Un AirTag découvert dans la voiture après plusieurs semaines
La première plaignante explique que son ancien compagnon apparaissait régulièrement dans des lieux dont elle ne lui avait jamais communiqué l’adresse. Son fils de 12 ans aurait finalement découvert un AirTag dissimulé dans leur véhicule. Selon la plainte, son iPhone ne lui aurait envoyé aucune notification signalant qu’un traqueur inconnu se déplaçait avec elle.

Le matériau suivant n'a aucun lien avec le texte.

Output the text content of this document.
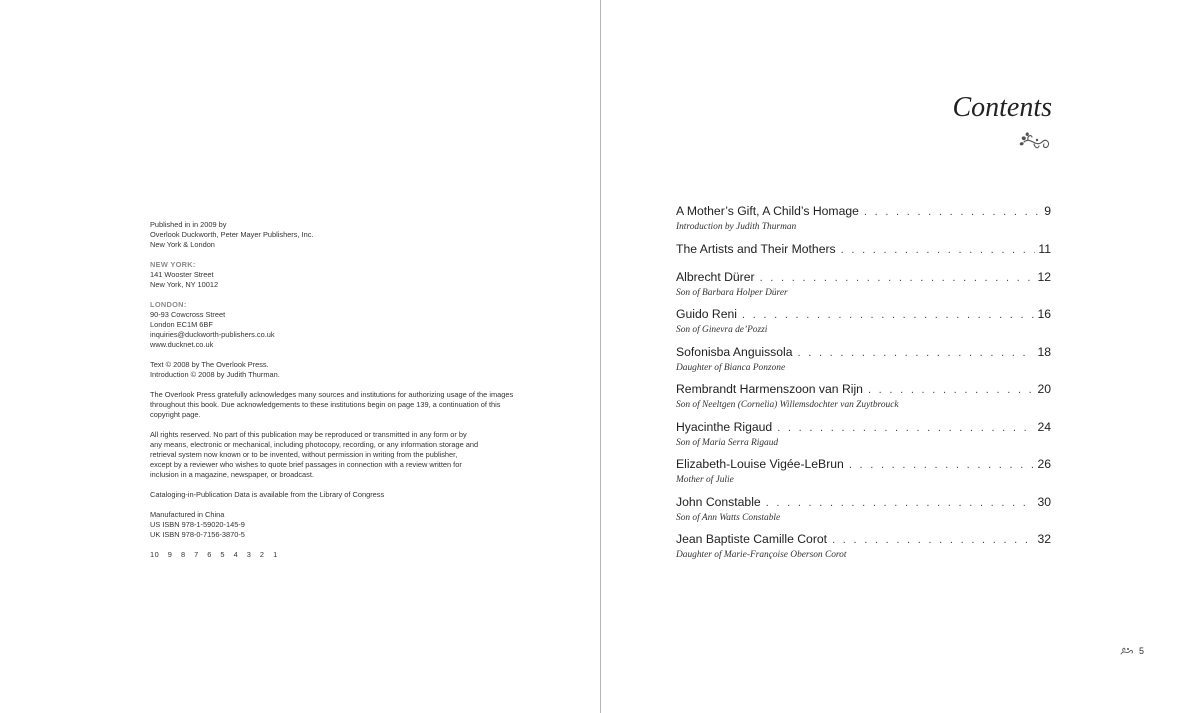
Published in in 2009 by
Overlook Duckworth, Peter Mayer Publishers, Inc.
New York & London
NEW YORK:
141 Wooster Street
New York, NY 10012
LONDON:
90-93 Cowcross Street
London EC1M 6BF
inquiries@duckworth-publishers.co.uk
www.ducknet.co.uk
Text © 2008 by The Overlook Press.
Introduction © 2008 by Judith Thurman.
The Overlook Press gratefully acknowledges many sources and institutions for authorizing usage of the images
throughout this book. Due acknowledgements to these institutions begin on page 139, a continuation of this
copyright page.
All rights reserved. No part of this publication may be reproduced or transmitted in any form or by
any means, electronic or mechanical, including photocopy, recording, or any information storage and
retrieval system now known or to be invented, without permission in writing from the publisher,
except by a reviewer who wishes to quote brief passages in connection with a review written for
inclusion in a magazine, newspaper, or broadcast.
Cataloging-in-Publication Data is available from the Library of Congress
Manufactured in China
US ISBN 978-1-59020-145-9
UK ISBN 978-0-7156-3870-5
10 9 8 7 6 5 4 3 2 1
Contents
A Mother’s Gift, A Child’s Homage . . .	9
Introduction by Judith Thurman
The Artists and Their Mothers . . .	11
Albrecht Dürer . . .	12
Son of Barbara Holper Dürer
Guido Reni . . .	16
Son of Ginevra de’Pozzi
Sofonisba Anguissola . . .	18
Daughter of Bianca Ponzone
Rembrandt Harmenszoon van Rijn . . .	20
Son of Neeltgen (Cornelia) Willemsdochter van Zuytbrouck
Hyacinthe Rigaud . . .	24
Son of Maria Serra Rigaud
Elizabeth-Louise Vigée-LeBrun . . .	26
Mother of Julie
John Constable . . .	30
Son of Ann Watts Constable
Jean Baptiste Camille Corot . . .	32
Daughter of Marie-Françoise Oberson Corot
5
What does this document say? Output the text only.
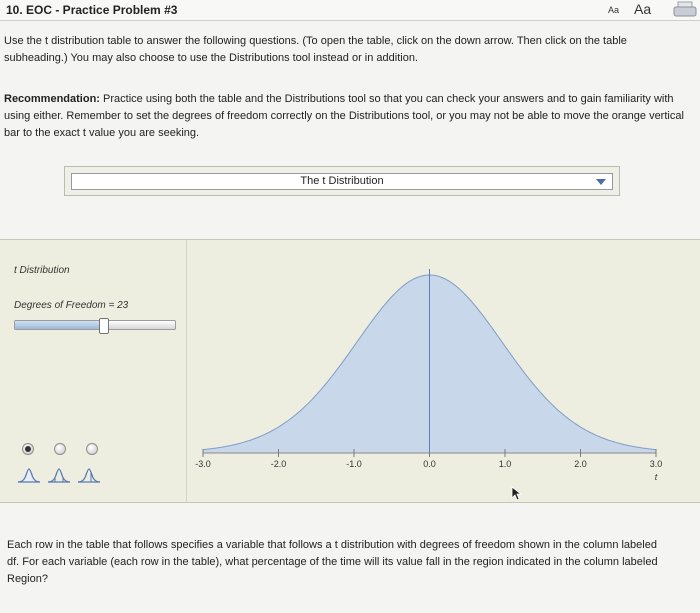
10. EOC - Practice Problem #3	Aa Aa
Use the t distribution table to answer the following questions. (To open the table, click on the down arrow. Then click on the table subheading.) You may also choose to use the Distributions tool instead or in addition.
Recommendation: Practice using both the table and the Distributions tool so that you can check your answers and to gain familiarity with using either. Remember to set the degrees of freedom correctly on the Distributions tool, or you may not be able to move the orange vertical bar to the exact t value you are seeking.
The t Distribution
t Distribution
Degrees of Freedom = 23
-3.0	-2.0	-1.0	0.0	1.0	2.0	3.0
t
Each row in the table that follows specifies a variable that follows a t distribution with degrees of freedom shown in the column labeled df. For each variable (each row in the table), what percentage of the time will its value fall in the region indicated in the column labeled Region?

La seconde femme affirme avoir quitté une relation abusive avant de découvrir, en mars 2023, un AirTag caché sous la banquette arrière de sa voiture. Elle utilisait alors un smartphone Android. Apple et Google ont depuis déployé des alertes anti-traçage communes sur Android et iOS.
Les protections anti-harcèlement d’Apple de nouveau contestées
La plainte accuse Apple de négligence, de conception défectueuse et d’atteinte à la vie privée. L’affaire s’ajoute à plus de 30 poursuites individuelles liées au harcèlement par AirTag engagées après l’échec d’une précédente action collective.

Apple a pourtant multiplié les protections depuis 2021 : notifications de suivi indésirable, émission automatique d’un signal sonore et détection multiplateforme. Le récent AirTag 2 dispose également d’un haut-parleur annoncé comme 50 % plus puissant.
Les accusations des deux femmes doivent encore être examinées par la justice. Cette nouvelle procédure souligne néanmoins le difficile équilibre auquel Apple reste confronté : proposer un traqueur suffisamment précis pour retrouver un objet, sans que cette même efficacité puisse facilement devenir un outil de surveillance personnelle voire de harcèlement.